En Belgique, 60 personnes sont victimes d'un accident vasculaire cérébral (AVC) chaque jour. Selon Tine D'Aes, neuroscientifique, une sensibilisation accrue aux causes, conséquences et symptômes de cette pathologie est essentielle. À l'occasion de la Journée mondiale de l'AVC, elle explique l'essentiel à savoir.

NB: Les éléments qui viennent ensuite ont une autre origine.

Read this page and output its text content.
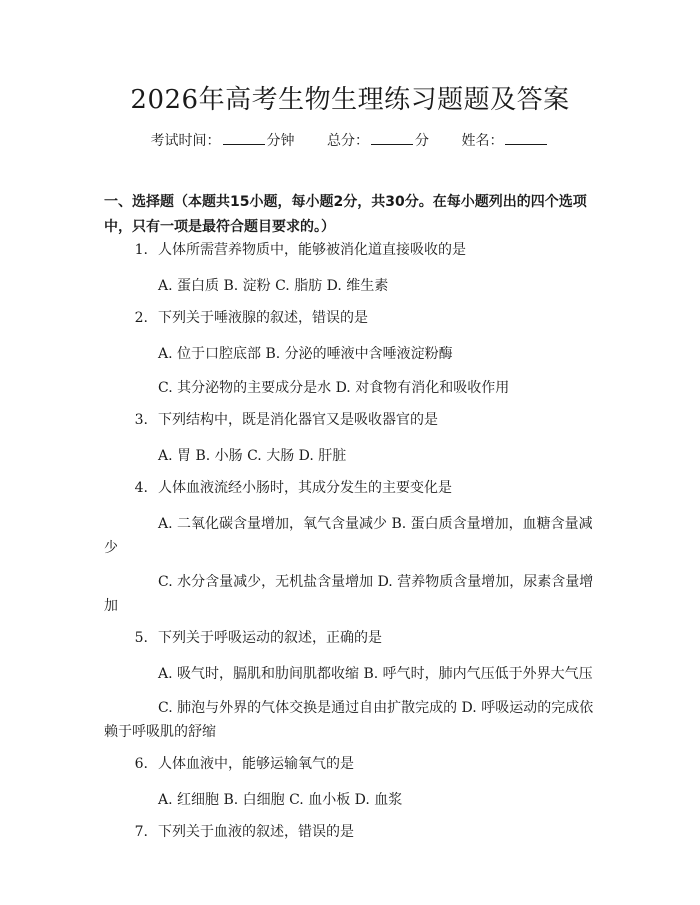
2026年高考生物生理练习题题及答案
考试时间：	分钟 总分：	分 姓名：
一、选择题（本题共15小题，每小题2分，共30分。在每小题列出的四个选项中，只有一项是最符合题目要求的。）
1. 人体所需营养物质中，能够被消化道直接吸收的是
A. 蛋白质 B. 淀粉 C. 脂肪 D. 维生素
2. 下列关于唾液腺的叙述，错误的是
A. 位于口腔底部 B. 分泌的唾液中含唾液淀粉酶
C. 其分泌物的主要成分是水 D. 对食物有消化和吸收作用
3. 下列结构中，既是消化器官又是吸收器官的是
A. 胃 B. 小肠 C. 大肠 D. 肝脏
4. 人体血液流经小肠时，其成分发生的主要变化是
A. 二氧化碳含量增加，氧气含量减少 B. 蛋白质含量增加，血糖含量减少
C. 水分含量减少，无机盐含量增加 D. 营养物质含量增加，尿素含量增加
5. 下列关于呼吸运动的叙述，正确的是
A. 吸气时，膈肌和肋间肌都收缩 B. 呼气时，肺内气压低于外界大气压
C. 肺泡与外界的气体交换是通过自由扩散完成的 D. 呼吸运动的完成依赖于呼吸肌的舒缩
6. 人体血液中，能够运输氧气的是
A. 红细胞 B. 白细胞 C. 血小板 D. 血浆
7. 下列关于血液的叙述，错误的是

Le 29 octobre marque la Journée mondiale de l'AVC, dédiée à la prévention et à la reconnaissance de cette urgence médicale. En 2019, plus de 6 millions de personnes dans le monde sont décédées d'un AVC, deuxième cause de mortalité mondiale. C'est aussi une des principales causes d'invalidité chez l'adulte, avec souvent des séquelles durables pour les survivants.

Qu'est-ce qu'un AVC ?

Le cerveau, qui représente seulement 2 % de notre poids corporel, consomme 20 % de nos calories et de l'oxygène transporté par le sang. Incapable de stocker énergie et oxygène, il dépend d'un apport sanguin continu. Un AVC survient lorsque cette irrigation est interrompue : vaisseau bouché (ischémique, 80 % des cas, souvent par caillot) ou rompu (hémorragique, plus rare mais souvent mortelle).

Privées d'oxygène et de nutriments, les cellules cérébrales meurent rapidement, entraînant paralysie, troubles du langage, problèmes cognitifs ou changements comportementaux.

Symptômes d un AVC : pourquoi les connaître et comment les reconnaître, par la neuroscientifique Tine D Aes

Peut-on prévenir un AVC ?

Oui, en grande partie. Facteurs de risque modifiables : hypertension, tabac, alcool, obésité, sédentarité, diabète. Contrôlables comme pour l'infarctus, ils touchent les vaisseaux sanguins. Facteurs non modifiables : âge (risque croissant), génétique, sexe. Une hygiène de vie saine réduit fortement le danger.

Peut-on guérir d'un AVC ?

Les traitements sont limités mais cruciaux. Pour l'AVC ischémique, thrombolyse (dissolution du caillot) ou thrombectomie chirurgicale restaurent le flux sanguin dans une fenêtre thérapeutique étroite (quelques heures). Risques : hémorragie ou lésions secondaires. Souvent, les patients arrivent trop tard. Aucun médicament neuroprotecteur n'est approuvé chez l'humain. Prévention reste primordiale.

Comment reconnaître un AVC ?

Agir vite sauve des vies et limite les séquelles. Utilisez le test FAST : Face (visage asymétrique, bouche tombante), Arm (bras faible, impossible à lever), Speech (troubles de la parole), Time (appelez le 112 immédiatement). Autres signes : cécité un œil, vision double, vertiges, faiblesse jambe.

Symptômes d un AVC : pourquoi les connaître et comment les reconnaître, par la neuroscientifique Tine D Aes

La lutte contre l'AVC exige prévention, recherche et reconnaissance rapide. Sensibilisons-nous pour maximiser l'impact des traitements existants.